Worldwide countries and regions are implementing import controls to combat global deforestation. A new report compares latest regulatory moves in the EU, US and UK. All three have forest product import rules in development with essentially the same objective, according to the report from US law firm Steptoe & Johnson LLP (S&J); ‘Comparing recent deforestation measures of the US, EU and UK’.
“Their measures recognize deforestation’s harmful climate change effects and seek to address them by prohibiting certain commodities produced on deforested land from being placed on their respective markets,” it states.
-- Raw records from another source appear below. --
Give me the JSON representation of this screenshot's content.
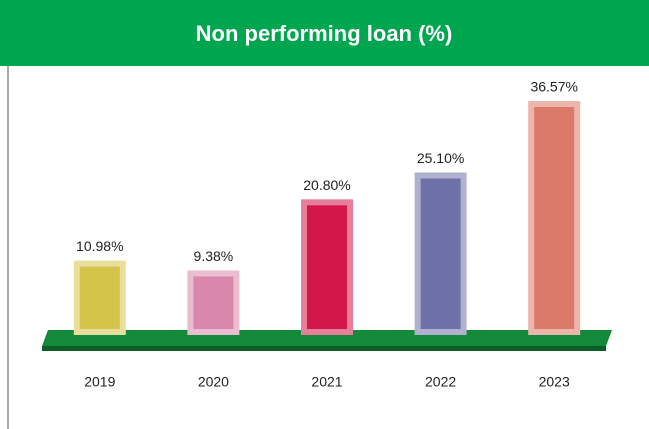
{
  "chart_data": {
    "type": "bar",
    "title": "Non performing loan (%)",
    "categories": [
      "2019",
      "2020",
      "2021",
      "2022",
      "2023"
    ],
    "values": [
      10.98,
      9.38,
      20.8,
      25.1,
      36.57
    ],
    "value_labels": [
      "10.98%",
      "9.38%",
      "20.80%",
      "25.10%",
      "36.57%"
    ],
    "colors": [
      "#d4c44a",
      "#d987aa",
      "#d4174a",
      "#6f72a8",
      "#dc7a6a"
    ]
  }
}
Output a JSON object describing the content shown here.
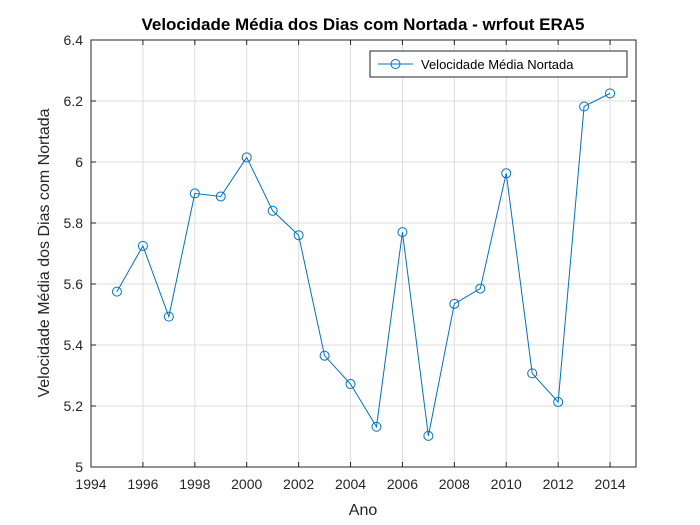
{
  "chart_data": {
    "type": "line",
    "title": "Velocidade Média dos Dias com Nortada - wrfout ERA5",
    "xlabel": "Ano",
    "ylabel": "Velocidade Média dos Dias com Nortada",
    "xlim": [
      1994,
      2015
    ],
    "ylim": [
      5,
      6.4
    ],
    "xticks": [
      1994,
      1996,
      1998,
      2000,
      2002,
      2004,
      2006,
      2008,
      2010,
      2012,
      2014
    ],
    "yticks": [
      5,
      5.2,
      5.4,
      5.6,
      5.8,
      6,
      6.2,
      6.4
    ],
    "ytick_labels": [
      "5",
      "5.2",
      "5.4",
      "5.6",
      "5.8",
      "6",
      "6.2",
      "6.4"
    ],
    "grid": true,
    "legend_position": "top-right",
    "series": [
      {
        "name": "Velocidade Média Nortada",
        "color": "#0072BD",
        "marker": "circle",
        "x": [
          1995,
          1996,
          1997,
          1998,
          1999,
          2000,
          2001,
          2002,
          2003,
          2004,
          2005,
          2006,
          2007,
          2008,
          2009,
          2010,
          2011,
          2012,
          2013,
          2014
        ],
        "y": [
          5.575,
          5.725,
          5.493,
          5.897,
          5.887,
          6.015,
          5.84,
          5.76,
          5.365,
          5.272,
          5.132,
          5.77,
          5.102,
          5.535,
          5.585,
          5.963,
          5.307,
          5.213,
          6.182,
          6.225
        ]
      }
    ]
  }
}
The report also highlights, however, that there are key differences between the new regulations with ‘market access implications for companies’.
The three new measures are the US Fostering Overseas Rule of Law and Environmentally Sound Trade Act of 2021 (the Forest Act), the EU’s Proposal for regulation on deforestation-free products (Deforestation Regulation) and the UK Environment Act 2021. The EU Deforestation Regulation addresses imports of oil palm, soya, cocoa, cattle, coffee and wood, as well as ‘relevant products’ made with these commodities. The US Forest Act covers oil palm, soy, cattle, cocoa, rubber and wood pulp and similarly products manufactured from them. Forest risk commodities under the UK Environment Act are yet to be announced, but those mentioned in consultations are cocoa, coffee maize, palm oil, rubber and soya, and products including them.
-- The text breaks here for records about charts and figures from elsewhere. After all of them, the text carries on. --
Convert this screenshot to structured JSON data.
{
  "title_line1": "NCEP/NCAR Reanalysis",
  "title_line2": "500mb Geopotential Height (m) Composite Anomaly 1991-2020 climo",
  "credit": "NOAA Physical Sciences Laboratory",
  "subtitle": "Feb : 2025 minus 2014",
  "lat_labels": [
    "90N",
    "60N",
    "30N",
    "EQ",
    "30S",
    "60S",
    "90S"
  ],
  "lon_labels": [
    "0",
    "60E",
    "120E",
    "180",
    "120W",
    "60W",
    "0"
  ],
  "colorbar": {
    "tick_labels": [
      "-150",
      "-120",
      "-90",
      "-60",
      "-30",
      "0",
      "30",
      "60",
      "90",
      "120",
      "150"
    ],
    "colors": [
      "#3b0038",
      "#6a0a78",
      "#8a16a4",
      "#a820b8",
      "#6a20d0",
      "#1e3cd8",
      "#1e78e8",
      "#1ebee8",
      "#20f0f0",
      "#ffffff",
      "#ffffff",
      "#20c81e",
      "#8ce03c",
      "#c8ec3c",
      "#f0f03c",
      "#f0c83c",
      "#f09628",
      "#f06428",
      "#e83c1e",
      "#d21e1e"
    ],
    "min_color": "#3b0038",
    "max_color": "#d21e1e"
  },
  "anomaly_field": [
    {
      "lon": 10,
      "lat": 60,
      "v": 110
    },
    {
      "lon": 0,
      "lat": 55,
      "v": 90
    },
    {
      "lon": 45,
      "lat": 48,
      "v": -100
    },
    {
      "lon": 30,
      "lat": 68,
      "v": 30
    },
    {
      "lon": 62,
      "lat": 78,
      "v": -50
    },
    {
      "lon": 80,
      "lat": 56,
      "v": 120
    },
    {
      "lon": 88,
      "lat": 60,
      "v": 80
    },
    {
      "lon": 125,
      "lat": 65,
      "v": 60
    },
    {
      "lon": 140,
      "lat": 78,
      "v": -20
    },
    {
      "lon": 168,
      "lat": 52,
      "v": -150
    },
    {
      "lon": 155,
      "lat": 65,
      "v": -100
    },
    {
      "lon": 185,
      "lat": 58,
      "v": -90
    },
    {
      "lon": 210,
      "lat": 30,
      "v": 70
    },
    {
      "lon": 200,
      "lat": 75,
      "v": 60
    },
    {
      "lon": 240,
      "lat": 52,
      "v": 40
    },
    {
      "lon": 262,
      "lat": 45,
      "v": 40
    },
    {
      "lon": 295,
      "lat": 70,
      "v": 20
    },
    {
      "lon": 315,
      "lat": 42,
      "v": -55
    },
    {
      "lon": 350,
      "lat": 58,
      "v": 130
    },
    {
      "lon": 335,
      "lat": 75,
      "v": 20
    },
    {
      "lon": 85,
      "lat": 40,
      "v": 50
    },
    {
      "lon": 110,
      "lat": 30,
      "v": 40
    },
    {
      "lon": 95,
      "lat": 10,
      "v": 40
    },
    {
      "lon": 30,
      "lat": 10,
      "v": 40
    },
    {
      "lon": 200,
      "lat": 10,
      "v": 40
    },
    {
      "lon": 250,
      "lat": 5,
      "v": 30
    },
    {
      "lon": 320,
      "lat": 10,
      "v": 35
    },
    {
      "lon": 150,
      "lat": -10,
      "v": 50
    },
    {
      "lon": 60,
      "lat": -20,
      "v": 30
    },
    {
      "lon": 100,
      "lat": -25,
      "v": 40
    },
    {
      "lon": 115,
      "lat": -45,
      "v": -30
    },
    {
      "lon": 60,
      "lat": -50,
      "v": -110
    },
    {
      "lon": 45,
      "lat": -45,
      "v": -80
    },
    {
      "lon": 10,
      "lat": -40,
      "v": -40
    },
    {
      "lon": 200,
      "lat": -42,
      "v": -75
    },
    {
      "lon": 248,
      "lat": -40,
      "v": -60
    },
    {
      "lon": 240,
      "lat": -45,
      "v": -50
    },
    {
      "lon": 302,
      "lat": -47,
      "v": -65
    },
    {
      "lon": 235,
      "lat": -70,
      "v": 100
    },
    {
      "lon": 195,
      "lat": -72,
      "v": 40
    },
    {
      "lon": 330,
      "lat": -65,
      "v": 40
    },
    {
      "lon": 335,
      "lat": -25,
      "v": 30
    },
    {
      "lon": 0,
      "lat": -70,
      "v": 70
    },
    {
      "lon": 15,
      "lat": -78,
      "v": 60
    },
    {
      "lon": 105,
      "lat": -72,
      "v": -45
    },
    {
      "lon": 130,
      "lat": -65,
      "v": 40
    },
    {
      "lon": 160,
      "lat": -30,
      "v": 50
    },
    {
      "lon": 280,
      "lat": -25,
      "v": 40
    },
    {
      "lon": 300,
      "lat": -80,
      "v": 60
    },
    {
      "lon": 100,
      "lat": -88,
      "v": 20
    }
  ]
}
Timber and wood products are not encompassed by the new US and UK measures, says the S&J report, as both are maintaining existing instruments barring market access of illegally sourced wood; the US Lacey Act and UK Timber Regulation (UKTR). At the same time, stresses the report, the EU, US and UK rules all include flexibility to change commodities covered.
In its current form, the proposed EU Deforestation Regulation would replace the EUTR, and incorporate aspects of FLEGT Voluntary Partnership Agreements (VPAs) with supplier countries into ‘forest partnerships’. FLEGT licences would count as proof of legality under the regulation, but importers would still have to undertake due diligence on licensed imports to ensure supply chains are deforestation- and forest degradation-free.
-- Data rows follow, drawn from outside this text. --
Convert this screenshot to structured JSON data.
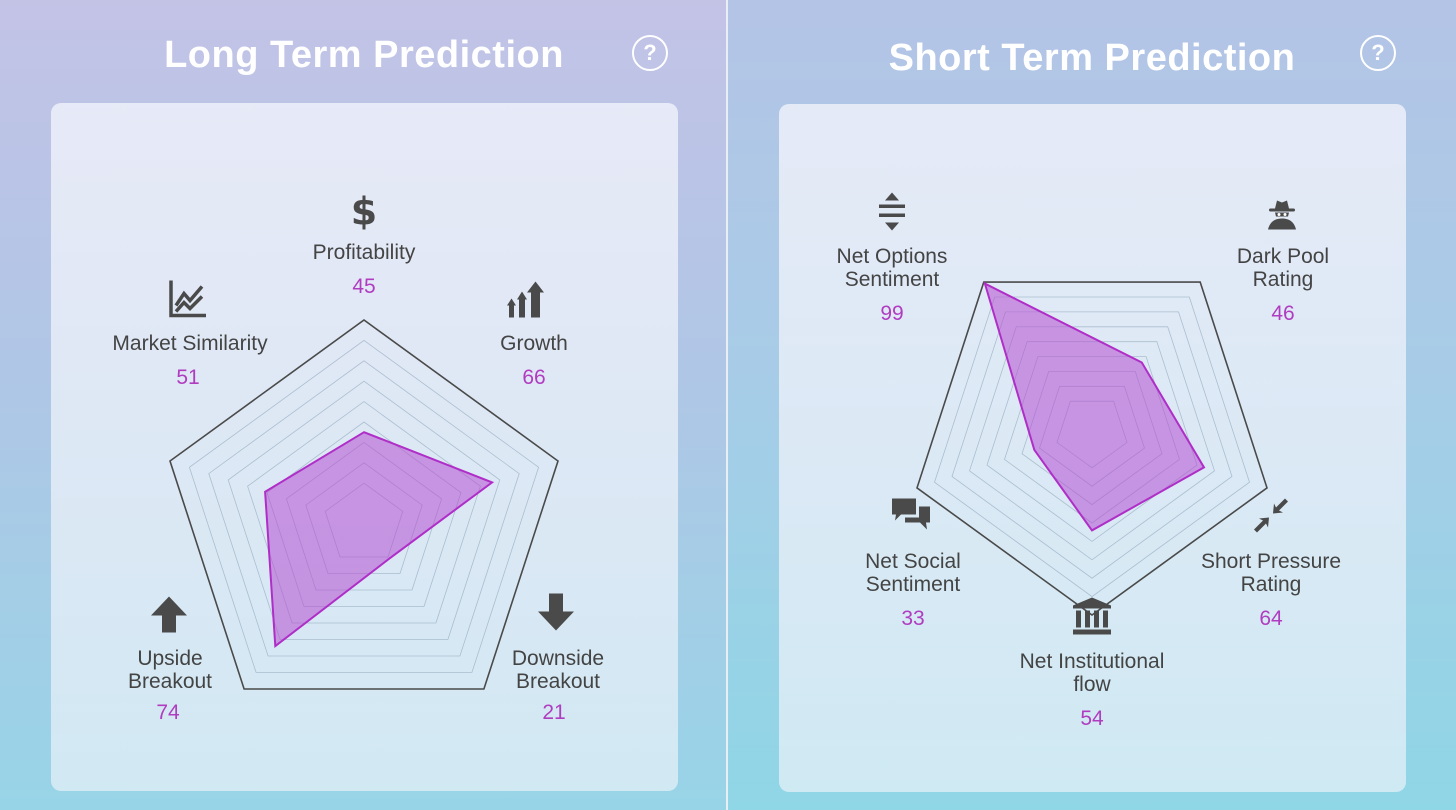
{
  "panels": [
    {
      "title": "Long Term Prediction",
      "help_label": "?",
      "chart_data": {
        "type": "radar",
        "title": "Long Term Prediction",
        "range": [
          0,
          100
        ],
        "axes": [
          {
            "label": "Profitability",
            "value": 45,
            "icon": "dollar-icon"
          },
          {
            "label": "Growth",
            "value": 66,
            "icon": "growth-arrows-icon"
          },
          {
            "label": "Downside Breakout",
            "value": 21,
            "icon": "arrow-down-icon"
          },
          {
            "label": "Upside Breakout",
            "value": 74,
            "icon": "arrow-up-icon"
          },
          {
            "label": "Market Similarity",
            "value": 51,
            "icon": "line-chart-icon"
          }
        ]
      }
    },
    {
      "title": "Short Term Prediction",
      "help_label": "?",
      "chart_data": {
        "type": "radar",
        "title": "Short Term Prediction",
        "range": [
          0,
          100
        ],
        "axes": [
          {
            "label": "Dark Pool Rating",
            "value": 46,
            "icon": "spy-icon"
          },
          {
            "label": "Short Pressure Rating",
            "value": 64,
            "icon": "compress-arrows-icon"
          },
          {
            "label": "Net Institutional flow",
            "value": 54,
            "icon": "institution-icon"
          },
          {
            "label": "Net Social Sentiment",
            "value": 33,
            "icon": "chat-bubbles-icon"
          },
          {
            "label": "Net Options Sentiment",
            "value": 99,
            "icon": "expand-vertical-icon"
          }
        ]
      }
    }
  ],
  "colors": {
    "fill": "#b44fd2",
    "stroke": "#b02ec8",
    "value_text": "#b03cc0",
    "outline": "#4a4a4a",
    "grid": "#9fb3c4"
  }
}
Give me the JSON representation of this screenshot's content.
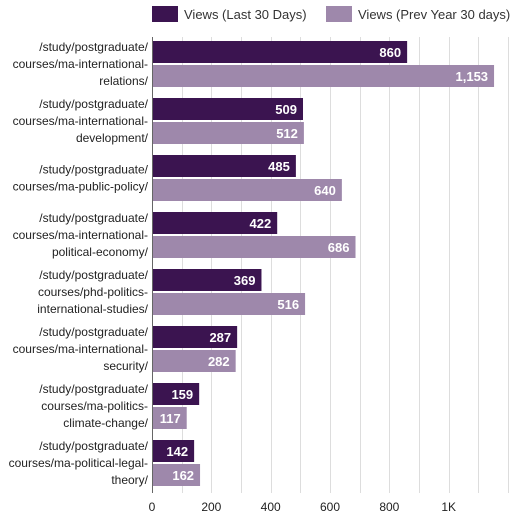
{
  "chart_data": {
    "type": "bar",
    "orientation": "horizontal",
    "categories": [
      [
        "/study/postgraduate/",
        "courses/ma-international-",
        "relations/"
      ],
      [
        "/study/postgraduate/",
        "courses/ma-international-",
        "development/"
      ],
      [
        "/study/postgraduate/",
        "courses/ma-public-policy/"
      ],
      [
        "/study/postgraduate/",
        "courses/ma-international-",
        "political-economy/"
      ],
      [
        "/study/postgraduate/",
        "courses/phd-politics-",
        "international-studies/"
      ],
      [
        "/study/postgraduate/",
        "courses/ma-international-",
        "security/"
      ],
      [
        "/study/postgraduate/",
        "courses/ma-politics-",
        "climate-change/"
      ],
      [
        "/study/postgraduate/",
        "courses/ma-political-legal-",
        "theory/"
      ]
    ],
    "series": [
      {
        "name": "Views (Last 30 Days)",
        "color": "#3b1450",
        "values": [
          860,
          509,
          485,
          422,
          369,
          287,
          159,
          142
        ],
        "labels": [
          "860",
          "509",
          "485",
          "422",
          "369",
          "287",
          "159",
          "142"
        ]
      },
      {
        "name": "Views (Prev Year 30 days)",
        "color": "#9e88ab",
        "values": [
          1153,
          512,
          640,
          686,
          516,
          282,
          117,
          162
        ],
        "labels": [
          "1,153",
          "512",
          "640",
          "686",
          "516",
          "282",
          "117",
          "162"
        ]
      }
    ],
    "xlim": [
      0,
      1200
    ],
    "xticks": [
      0,
      200,
      400,
      600,
      800,
      1000
    ],
    "xtick_labels": [
      "0",
      "200",
      "400",
      "600",
      "800",
      "1K"
    ],
    "grid_step": 100,
    "legend_position": "top",
    "grid": true
  }
}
S&J says inclusion in the EU Deforestation Regulation of the specific obligation on importers to take steps to ensure commodities are deforestation-free – defined as produced on land that has not been subject to deforestation since December 31 2020 – makes it ‘more extensive’ than UK or US measures. The obligation they impose on importers is to ensure goods are not produced in violation of producer country laws. “The EU Deforestation Regulation can prohibit market access to commodities produced on land that was lawfully deforested,” says the S&J report.